Thursday, January 7, 2010

Sausage and White Bean Casserole


The snow is really coming down out there - they are calling for 3 to 6 inches tonight. What a good night for some easy comfort food! This recipe is adapted from Real Simple magazine.

1 Tbsp plus one tsp olive oil
1 lb sausage links - Italian, chicken, turkey - you pick! I slice it into rounds
2 carrots, cut into 1/2" pieces
2 cloves garlic, chopped
2 bunches Swiss chard, leaves cut into 2" strips
1/2 cup chicken broth
2 15 oz. cans cannellini beans, rinsed
salt and pepper
2 Tbsp bread crumbs

Heat oven to 400 degrees. Heat 1 Tbsp oil in a large Dutch oven over medium-high heat. Add the sausage and cook, turning, until brown and cooked thru, about 5 minutes. Transfer to a plate.

Add the carrots and garlic to the skillet and cook for 1 minute. Add the chard and chicken broth and cook until wilted, 1 to 2 minutes. Add the beans, 1/4 tsp each salt and pepper; bring to a boil. Nestle the sausage in the beans.
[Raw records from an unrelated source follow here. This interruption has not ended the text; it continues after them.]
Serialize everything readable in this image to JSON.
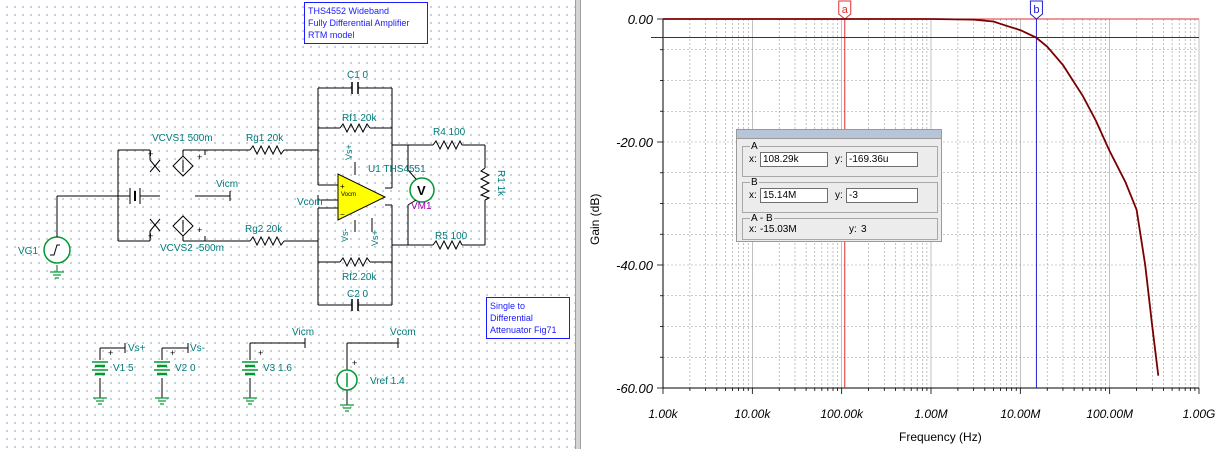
{
  "schematic": {
    "notes": {
      "title": [
        "THS4552 Wideband",
        "Fully Differential Amplifier",
        "RTM model"
      ],
      "config": [
        "Single to",
        "Differential",
        "Attenuator Fig71"
      ]
    },
    "labels": {
      "c1": "C1 0",
      "rf1": "Rf1 20k",
      "rg1": "Rg1 20k",
      "vcvs1": "VCVS1 500m",
      "r4": "R4 100",
      "u1": "U1 THS4551",
      "vicm_mid": "Vicm",
      "vcom_amp": "Vcom",
      "vm1": "VM1",
      "r1": "R1 1k",
      "rg2": "Rg2 20k",
      "vcvs2": "VCVS2 -500m",
      "r5": "R5 100",
      "vg1": "VG1",
      "rf2": "Rf2 20k",
      "c2": "C2 0",
      "vs_plus_top": "Vs+",
      "vs_minus_pin": "Vs-",
      "vs_plus_bottom": "Vs+",
      "vocm": "Vocm",
      "vs_plus_src": "Vs+",
      "vs_minus_src": "Vs-",
      "v1": "V1 5",
      "v2": "V2 0",
      "vicm_src": "Vicm",
      "v3": "V3 1.6",
      "vcom_src": "Vcom",
      "vref": "Vref 1.4",
      "meter_symbol": "V"
    }
  },
  "plot": {
    "ylabel": "Gain (dB)",
    "xlabel": "Frequency (Hz)",
    "y_ticks": [
      "0.00",
      "-20.00",
      "-40.00",
      "-60.00"
    ],
    "x_ticks": [
      "1.00k",
      "10.00k",
      "100.00k",
      "1.00M",
      "10.00M",
      "100.00M",
      "1.00G"
    ],
    "cursor_a_label": "a",
    "cursor_b_label": "b",
    "readout": {
      "a_title": "A",
      "a_x_label": "x:",
      "a_x": "108.29k",
      "a_y_label": "y:",
      "a_y": "-169.36u",
      "b_title": "B",
      "b_x_label": "x:",
      "b_x": "15.14M",
      "b_y_label": "y:",
      "b_y": "-3",
      "ab_title": "A - B",
      "ab_x_label": "x:",
      "ab_x": "-15.03M",
      "ab_y_label": "y:",
      "ab_y": "3"
    }
  },
  "chart_data": {
    "type": "line",
    "title": "",
    "xlabel": "Frequency (Hz)",
    "ylabel": "Gain (dB)",
    "x_scale": "log",
    "xlim": [
      1000,
      1000000000
    ],
    "ylim": [
      -60,
      0
    ],
    "grid": true,
    "x": [
      1000,
      10000,
      100000,
      1000000,
      3000000,
      5000000,
      7000000,
      10000000,
      15000000,
      20000000,
      30000000,
      50000000,
      70000000,
      100000000,
      150000000,
      200000000,
      250000000,
      300000000,
      350000000
    ],
    "series": [
      {
        "values": [
          0,
          0,
          0,
          0,
          -0.1,
          -0.4,
          -1.1,
          -1.8,
          -3,
          -4.5,
          -7.5,
          -12.5,
          -16.5,
          -21.5,
          -26.5,
          -31,
          -40,
          -50,
          -58
        ]
      }
    ],
    "cursors": {
      "a": {
        "x": 108290,
        "y": -0.00016936
      },
      "b": {
        "x": 15140000,
        "y": -3
      }
    },
    "colors": {
      "trace": "#7a0000",
      "cursor_a": "#e03030",
      "cursor_b": "#2020d0",
      "grid": "#9a9a9a"
    }
  }
}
In a bowl, combine the bread crumbs and the remaining tsp of oil. Sprinkle over the sausage mixture. Transfer to oven and bake until golden, 25 to 30 minutes. Serves 4.

Tuesday, January 5, 2010

Christmas Cranberry Biscotti


I came across this recipe today while cleaning up the kitchen, now that all the holiday baking is done. I've made these biscotti for gifts at Christmas for family and friends the past few years, and we really enjoy them. I have modified the original recipe I found on Epicurious, cutting down the sugar and eliminating the white chocolate drizzled on top. You can try both recipes and see which you prefer!
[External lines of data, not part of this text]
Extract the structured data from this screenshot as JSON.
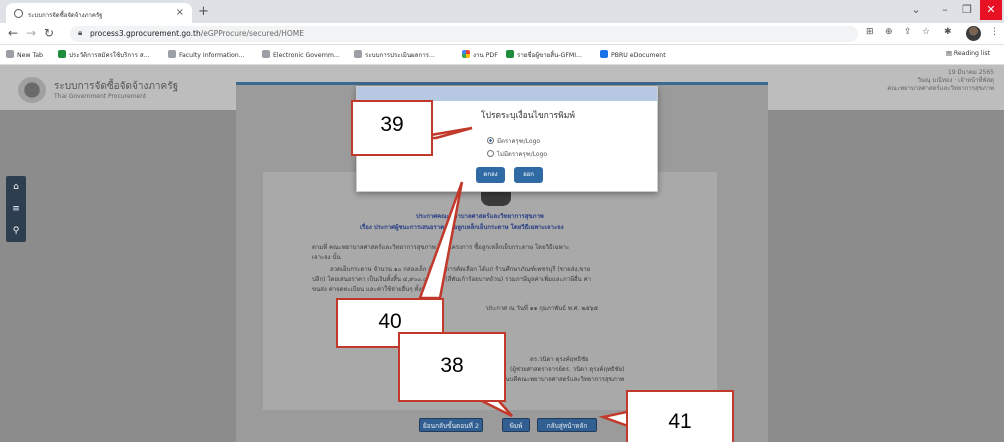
{
  "browser": {
    "tab_title": "ระบบการจัดซื้อจัดจ้างภาครัฐ",
    "url_host": "process3.gprocurement.go.th",
    "url_path": "/eGPProcure/secured/HOME",
    "bookmarks": [
      {
        "label": "New Tab",
        "icon": "globe-icon"
      },
      {
        "label": "ประวัติการสมัครใช้บริการ ส...",
        "icon": "sheets-icon"
      },
      {
        "label": "Faculty Information...",
        "icon": "globe-icon"
      },
      {
        "label": "Electronic Governm...",
        "icon": "globe-icon"
      },
      {
        "label": "ระบบการประเมินผลการ...",
        "icon": "globe-icon"
      },
      {
        "label": "งาน PDF",
        "icon": "drive-icon"
      },
      {
        "label": "รายชื่อผู้ขายสิ้น-GFMI...",
        "icon": "sheets-icon"
      },
      {
        "label": "PBRU eDocument",
        "icon": "doc-icon"
      }
    ],
    "reading_list": "Reading list"
  },
  "site": {
    "title": "ระบบการจัดซื้อจัดจ้างภาครัฐ",
    "subtitle": "Thai Government Procurement",
    "date_line1": "19 มีนาคม 2565",
    "date_line2": "วิษณุ มณีทอง · เจ้าหน้าที่พัสดุ",
    "date_line3": "คณะพยาบาลศาสตร์และวิทยาการสุขภาพ"
  },
  "document": {
    "line1": "ประกาศคณะพยาบาลศาสตร์และวิทยาการสุขภาพ",
    "line2": "เรื่อง ประกาศผู้ชนะการเสนอราคา ซื้อลูกเหล็กเย็บกระดาษ โดยวิธีเฉพาะเจาะจง",
    "line3": "ตามที่ คณะพยาบาลศาสตร์และวิทยาการสุขภาพ ได้มีโครงการ ซื้อลูกเหล็กเย็บกระดาษ โดยวิธีเฉพาะ",
    "line4": "เจาะจง นั้น",
    "line5": "ลวดเย็บกระดาษ จำนวน ๑๐ กล่องเล็ก ผู้ได้รับการคัดเลือก ได้แก่ ร้านศึกษาภัณฑ์เพชรบุรี (ขายส่ง,ขาย",
    "line6": "ปลีก) โดยเสนอราคา เป็นเงินทั้งสิ้น ๔,๙๐๐.๐๐ บาท (สี่พันเก้าร้อยบาทถ้วน) รวมภาษีมูลค่าเพิ่มและภาษีอื่น ค่า",
    "line7": "ขนส่ง ค่าจดทะเบียน และค่าใช้จ่ายอื่นๆ ทั้งปวง",
    "line8": "ประกาศ ณ วันที่ ๑๑ กุมภาพันธ์ พ.ศ. ๒๕๖๕",
    "sign1": "ดร.วนิดา ดุรงค์ฤทธิชัย",
    "sign2": "(ผู้ช่วยศาสตราจารย์ดร. วนิดา ดุรงค์ฤทธิชัย)",
    "sign3": "คณบดีคณะพยาบาลศาสตร์และวิทยาการสุขภาพ"
  },
  "buttons": {
    "back_step": "ย้อนกลับขั้นตอนที่ 2",
    "print": "พิมพ์",
    "home": "กลับสู่หน้าหลัก"
  },
  "dialog": {
    "title": "โปรดระบุเงื่อนไขการพิมพ์",
    "option1": "มีตราครุฑ/Logo",
    "option2": "ไม่มีตราครุฑ/Logo",
    "ok": "ตกลง",
    "cancel": "ออก"
  },
  "callouts": {
    "c38": "38",
    "c39": "39",
    "c40": "40",
    "c41": "41"
  },
  "colors": {
    "callout_border": "#c0392b",
    "button_blue": "#325f91",
    "panel_border": "#3c6a8f"
  }
}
2 1/2 cups all purpose flour
1 teaspoon baking powder
1/2 teaspoon salt
1 cup sugar
1/2 cup (1 stick) unsalted butter, room temperature
2 large eggs
1/2 teaspoon almond extract
1 1/2 cups dried cranberries

Preheat oven to 350°F. Line heavy large baking sheet with parchment paper. Combine 2 1/2 cups flour, 1 teaspoon baking powder and 1/2 teaspoon salt in medium bowl; whisk to blend. Using electric mixer, beat sugar, butter, 2 eggs and almond extract in large bowl until well blended. Mix in flour mixture, then dried cranberries. Divide dough in half. Using floured hands, shape each piece into 2 1/2-inch-wide, 9 1/2-inch-long, 1-inch-high log. Transfer both logs to prepared baking sheet, spacing evenly.
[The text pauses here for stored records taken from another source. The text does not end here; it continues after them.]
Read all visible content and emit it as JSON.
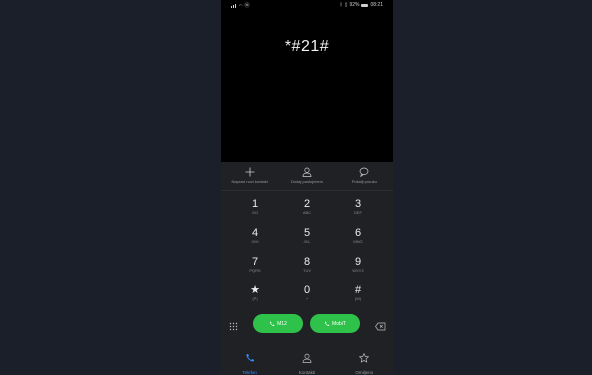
{
  "status_bar": {
    "left_text": "Ⓜ",
    "battery": "92%",
    "time": "08:21"
  },
  "display": {
    "number": "*#21#"
  },
  "actions": [
    {
      "label": "Napravi novi kontakt",
      "icon": "plus-icon"
    },
    {
      "label": "Dodaj postojećem",
      "icon": "person-icon"
    },
    {
      "label": "Pošalji poruku",
      "icon": "message-icon"
    }
  ],
  "keys": [
    {
      "digit": "1",
      "letters": "GO"
    },
    {
      "digit": "2",
      "letters": "ABC"
    },
    {
      "digit": "3",
      "letters": "DEF"
    },
    {
      "digit": "4",
      "letters": "GHI"
    },
    {
      "digit": "5",
      "letters": "JKL"
    },
    {
      "digit": "6",
      "letters": "MNO"
    },
    {
      "digit": "7",
      "letters": "PQRS"
    },
    {
      "digit": "8",
      "letters": "TUV"
    },
    {
      "digit": "9",
      "letters": "WXYZ"
    },
    {
      "digit": "★",
      "letters": "(P)"
    },
    {
      "digit": "0",
      "letters": "+"
    },
    {
      "digit": "#",
      "letters": "(W)"
    }
  ],
  "calls": {
    "sim1_label": "M12",
    "sim2_label": "MobiT"
  },
  "tabs": [
    {
      "label": "Telefon",
      "active": true
    },
    {
      "label": "Kontakti",
      "active": false
    },
    {
      "label": "Omiljeno",
      "active": false
    }
  ],
  "colors": {
    "accent": "#2f8fff",
    "call_green": "#2fc24a"
  }
}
Bake logs until golden brown (logs will spread), about 35 minutes. Remove from oven and leave on baking sheet to cool about 15 minutes. Maintain oven temperature. Transfer logs to work surface. Using serrated knife, cut logs on diagonal into 1/2-inch-wide slices. Arrange slices, cut side down, on same baking sheet. Bake 8 minutes; turn biscotti over. Bake another 8 minutes. Transfer biscotti to rack to cool completely. Makes about 28 biscotti.

Friday, January 1, 2010

Chicken Dijon

It's New Year's Day, so I am roasting a couple of pork tenderloins for dinner. I am going to borrow the sauce from my Chicken Dijon recipe to serve with it though, so I thought I might as well get that recipe posted - another quick, easy, delicious family favorite. Happy 2010!

Chicken Dijon

4 boneless, skinless chicken breasts – either whole or cut into pieces
3 TBSP butter
2 TBSP flour
1 c chicken broth
½ half n half
2 TBSP Dijon mustard

In a large skillet cook chicken in butter. Remove chicken from skillet. Stir flour into skillet drippings. Add chicken broth and half n half. Cook and stir until mixture thickens and bubbles. Stir in mustard. Add chicken. Cover and heat 10 minutes. Garnish with parsley and tomato wedges if desired.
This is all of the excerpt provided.